We expect the new thin capitalisation and debt deduction creation rules (DDCR) will drive a permanent shift away from related-party debt financing and buyers will increasingly favour thirdparty
debt or equity injections to avoid permanent denial of deductions. Deals involving a debt pushdown into Australian targets will require early-stage tax modelling, with simpler capital structures replacing historical leverage approaches.
Valuation adjustments for denied deductions
Post-completion tax structuring constraints, particularly denied interest deductions, are likely to become central inputs in purchase price negotiations. We expect that buyers will discount valuations for targets with limited debt capacity, and earnout mechanisms may be adjusted to reflect post-completion tax efficiency.
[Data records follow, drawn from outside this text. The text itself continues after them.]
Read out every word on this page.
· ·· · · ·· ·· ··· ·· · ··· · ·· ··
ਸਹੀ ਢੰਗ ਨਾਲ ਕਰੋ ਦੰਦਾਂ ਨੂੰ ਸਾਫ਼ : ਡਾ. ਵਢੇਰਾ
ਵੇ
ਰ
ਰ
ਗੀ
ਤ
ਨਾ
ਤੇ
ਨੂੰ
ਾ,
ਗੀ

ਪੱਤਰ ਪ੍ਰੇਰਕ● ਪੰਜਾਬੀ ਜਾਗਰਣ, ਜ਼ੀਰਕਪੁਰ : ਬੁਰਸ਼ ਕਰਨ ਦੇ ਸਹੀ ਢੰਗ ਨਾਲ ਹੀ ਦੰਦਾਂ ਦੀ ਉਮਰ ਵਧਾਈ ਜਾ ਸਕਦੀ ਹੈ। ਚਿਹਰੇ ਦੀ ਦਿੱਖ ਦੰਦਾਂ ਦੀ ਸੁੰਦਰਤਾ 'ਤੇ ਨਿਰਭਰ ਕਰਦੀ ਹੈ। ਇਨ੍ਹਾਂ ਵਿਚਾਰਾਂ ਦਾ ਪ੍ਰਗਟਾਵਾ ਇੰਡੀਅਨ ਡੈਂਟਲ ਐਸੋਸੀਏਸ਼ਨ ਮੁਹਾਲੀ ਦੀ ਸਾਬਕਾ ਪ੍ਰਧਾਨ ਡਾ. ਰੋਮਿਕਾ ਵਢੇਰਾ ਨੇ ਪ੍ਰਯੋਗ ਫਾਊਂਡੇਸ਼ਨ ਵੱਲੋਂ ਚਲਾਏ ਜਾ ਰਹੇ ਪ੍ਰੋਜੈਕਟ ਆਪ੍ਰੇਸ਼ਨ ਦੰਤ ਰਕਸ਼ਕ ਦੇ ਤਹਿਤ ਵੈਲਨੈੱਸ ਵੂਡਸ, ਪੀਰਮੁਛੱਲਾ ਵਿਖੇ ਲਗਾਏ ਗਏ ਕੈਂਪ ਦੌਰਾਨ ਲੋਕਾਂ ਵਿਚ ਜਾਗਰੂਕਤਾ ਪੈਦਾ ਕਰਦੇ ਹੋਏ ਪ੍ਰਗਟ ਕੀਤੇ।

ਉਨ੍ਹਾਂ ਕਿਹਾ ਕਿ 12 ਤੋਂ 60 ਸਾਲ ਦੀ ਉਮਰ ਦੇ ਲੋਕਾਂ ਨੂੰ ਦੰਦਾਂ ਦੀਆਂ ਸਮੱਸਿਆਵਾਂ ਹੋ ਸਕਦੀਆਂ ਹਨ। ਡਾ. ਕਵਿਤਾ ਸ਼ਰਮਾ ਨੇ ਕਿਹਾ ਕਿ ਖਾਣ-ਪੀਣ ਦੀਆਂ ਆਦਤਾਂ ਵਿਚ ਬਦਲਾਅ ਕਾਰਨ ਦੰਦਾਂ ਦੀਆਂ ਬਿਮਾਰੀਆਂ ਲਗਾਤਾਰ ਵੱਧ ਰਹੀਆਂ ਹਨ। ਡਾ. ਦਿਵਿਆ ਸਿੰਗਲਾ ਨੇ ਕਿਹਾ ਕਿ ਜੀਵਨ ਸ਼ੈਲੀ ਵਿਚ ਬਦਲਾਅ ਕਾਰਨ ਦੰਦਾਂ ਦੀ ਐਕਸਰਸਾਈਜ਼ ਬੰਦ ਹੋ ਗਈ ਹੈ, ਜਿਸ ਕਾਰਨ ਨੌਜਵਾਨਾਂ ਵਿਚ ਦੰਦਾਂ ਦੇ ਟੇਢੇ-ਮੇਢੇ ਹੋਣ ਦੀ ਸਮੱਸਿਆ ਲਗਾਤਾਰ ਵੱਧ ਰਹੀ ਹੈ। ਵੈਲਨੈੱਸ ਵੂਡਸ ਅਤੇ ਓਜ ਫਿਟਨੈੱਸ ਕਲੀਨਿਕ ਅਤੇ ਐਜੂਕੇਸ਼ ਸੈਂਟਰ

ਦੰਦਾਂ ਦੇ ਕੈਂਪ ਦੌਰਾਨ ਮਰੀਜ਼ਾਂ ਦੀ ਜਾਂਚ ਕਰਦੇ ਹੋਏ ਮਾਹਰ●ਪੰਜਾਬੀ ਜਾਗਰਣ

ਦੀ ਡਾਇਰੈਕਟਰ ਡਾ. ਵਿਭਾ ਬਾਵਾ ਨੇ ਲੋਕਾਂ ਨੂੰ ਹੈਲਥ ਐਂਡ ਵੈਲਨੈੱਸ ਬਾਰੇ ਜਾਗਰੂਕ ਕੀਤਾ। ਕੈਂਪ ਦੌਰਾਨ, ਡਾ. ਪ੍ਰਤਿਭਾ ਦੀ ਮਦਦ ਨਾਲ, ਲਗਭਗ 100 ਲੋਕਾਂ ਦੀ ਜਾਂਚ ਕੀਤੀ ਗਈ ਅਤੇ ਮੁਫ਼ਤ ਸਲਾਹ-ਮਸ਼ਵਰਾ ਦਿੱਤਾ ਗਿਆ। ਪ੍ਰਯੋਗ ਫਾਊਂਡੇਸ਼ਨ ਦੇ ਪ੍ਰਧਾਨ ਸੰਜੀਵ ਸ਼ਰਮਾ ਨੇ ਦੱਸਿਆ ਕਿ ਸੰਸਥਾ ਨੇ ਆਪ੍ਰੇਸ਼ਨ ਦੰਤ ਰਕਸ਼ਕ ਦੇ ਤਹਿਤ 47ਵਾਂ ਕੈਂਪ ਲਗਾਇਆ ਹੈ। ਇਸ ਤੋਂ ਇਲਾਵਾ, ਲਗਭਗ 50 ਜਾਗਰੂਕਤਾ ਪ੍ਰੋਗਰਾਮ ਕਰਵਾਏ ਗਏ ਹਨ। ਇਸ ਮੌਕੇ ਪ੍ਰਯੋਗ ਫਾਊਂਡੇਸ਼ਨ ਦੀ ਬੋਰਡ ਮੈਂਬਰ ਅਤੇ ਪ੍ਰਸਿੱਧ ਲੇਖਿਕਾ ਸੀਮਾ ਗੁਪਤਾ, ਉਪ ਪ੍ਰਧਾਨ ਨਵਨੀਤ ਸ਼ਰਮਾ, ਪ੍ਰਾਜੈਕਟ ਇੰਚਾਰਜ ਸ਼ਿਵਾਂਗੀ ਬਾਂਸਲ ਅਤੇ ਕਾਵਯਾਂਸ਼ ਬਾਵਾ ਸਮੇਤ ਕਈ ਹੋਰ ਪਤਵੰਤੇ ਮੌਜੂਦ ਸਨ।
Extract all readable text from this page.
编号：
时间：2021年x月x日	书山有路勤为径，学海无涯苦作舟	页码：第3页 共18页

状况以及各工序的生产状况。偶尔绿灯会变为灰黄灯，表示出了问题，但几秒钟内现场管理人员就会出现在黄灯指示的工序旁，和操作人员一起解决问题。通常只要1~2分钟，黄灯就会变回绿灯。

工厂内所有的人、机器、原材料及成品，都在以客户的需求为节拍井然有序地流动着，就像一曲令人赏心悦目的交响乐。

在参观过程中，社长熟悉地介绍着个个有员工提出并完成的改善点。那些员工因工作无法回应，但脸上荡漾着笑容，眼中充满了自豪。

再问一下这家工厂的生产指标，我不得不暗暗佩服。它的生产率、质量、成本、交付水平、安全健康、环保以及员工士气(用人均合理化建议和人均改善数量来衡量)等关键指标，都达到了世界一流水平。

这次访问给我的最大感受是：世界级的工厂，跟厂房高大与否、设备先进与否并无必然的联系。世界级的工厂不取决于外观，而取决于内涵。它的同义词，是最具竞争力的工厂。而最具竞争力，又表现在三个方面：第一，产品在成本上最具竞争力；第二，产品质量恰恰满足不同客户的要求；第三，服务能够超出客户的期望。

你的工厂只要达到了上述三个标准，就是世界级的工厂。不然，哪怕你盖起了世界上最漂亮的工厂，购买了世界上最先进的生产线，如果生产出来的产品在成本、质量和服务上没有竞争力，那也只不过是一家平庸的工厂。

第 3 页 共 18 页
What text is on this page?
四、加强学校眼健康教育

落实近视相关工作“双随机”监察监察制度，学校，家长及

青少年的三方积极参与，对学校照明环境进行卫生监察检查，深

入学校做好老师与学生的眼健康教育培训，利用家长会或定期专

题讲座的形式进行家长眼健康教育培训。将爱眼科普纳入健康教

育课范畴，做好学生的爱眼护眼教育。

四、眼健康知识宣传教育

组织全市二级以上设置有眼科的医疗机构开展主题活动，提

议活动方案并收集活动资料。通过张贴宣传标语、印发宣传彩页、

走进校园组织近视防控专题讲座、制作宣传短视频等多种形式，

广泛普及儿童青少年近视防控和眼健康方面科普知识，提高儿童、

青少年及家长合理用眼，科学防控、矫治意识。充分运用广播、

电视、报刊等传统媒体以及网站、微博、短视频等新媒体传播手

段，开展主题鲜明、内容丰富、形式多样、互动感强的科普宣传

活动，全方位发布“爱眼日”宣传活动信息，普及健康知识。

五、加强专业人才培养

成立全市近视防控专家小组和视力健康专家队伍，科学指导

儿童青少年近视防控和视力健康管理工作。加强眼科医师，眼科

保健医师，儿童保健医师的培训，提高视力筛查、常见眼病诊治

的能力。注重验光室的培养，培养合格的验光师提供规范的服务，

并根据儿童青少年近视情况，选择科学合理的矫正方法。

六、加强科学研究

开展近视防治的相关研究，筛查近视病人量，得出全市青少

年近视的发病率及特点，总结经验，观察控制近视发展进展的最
Transfer pricing documentation demands
Following the release of the Tax Commissioner’s Practical Compliance Guideline PCG 2025/2 (restructures and the thin capitalisation rules and DDCR) and Draft Practical Compliance Guideline PCG 2025/D2 (factors to consider when determining the amount of inbound, cross-border debt), arm’s-length debt quantum analysis will likely become standard due diligence where related party debt exists in the target’s structure. Buyers and W&I insurers will require contemporaneous board policies, financial modelling and benchmarking studies before closing. Where targets do not have appropriate and contemporaneous transfer pricing documentation in place, sellers risk facing price adjustments or deal delays.
Did the Market in 2025 behave in line with our expectations?
Partially—though the timeline differed from our predictions.
Our 2025 outlook anticipated that the proposed expansion of the foreign resident capital gains tax (CGT) base would influence structuring decisions for renewable energy acquisitions. Whilst policy intent remained clear throughout 2025, no bill was introduced to Parliament during the year to effect the government’s announcement.
Despite the legislative delay, deal behaviour aligned with our expectations. Foreign buyers continued to factor potential latent CGT liabilities into valuations and due diligence. The absence of a bill did not eliminate structuring caution; rather, parties appeared to treat implementation as a matter of ‘when’ rather than ‘if’, and pricing negotiations reflected this uncertainty. The government’s subsequent deferral of the commencement date of the expanded foreign resident CGT rules to the first quarter after Royal Assent (being 1 January, 1 April, 1 July or 1 October) confirmed that
the measures remain policy priorities, validating the market’s prudent approach throughout 2025.
What happened in the tax M&A landscape during 2025?
One point that dominated 2025 was the acknowledgement and maturation of the new thin capitalisation and DDCR regime. The ATO’s publication of the final PCG 2025/2 in August 2025 and draft PCG 2025/D2 in May 2025 crystallised the Tax Commissioner’s compliance expectations around debt quantum, transfer pricing documentation and risk zones. Clients have needed to restructure their related party arrangements to avoid permanent denial of deductions, fundamentally altering acquisition financing strategies.
The removal of deductions for general interest charges and shortfall interest charges from 1 July 2025 compounded the compliance burden, whilst the introduction of substantial ACCC merger control fees from the transitional voluntary regime in July 2025 added material cost pressures to deal economics.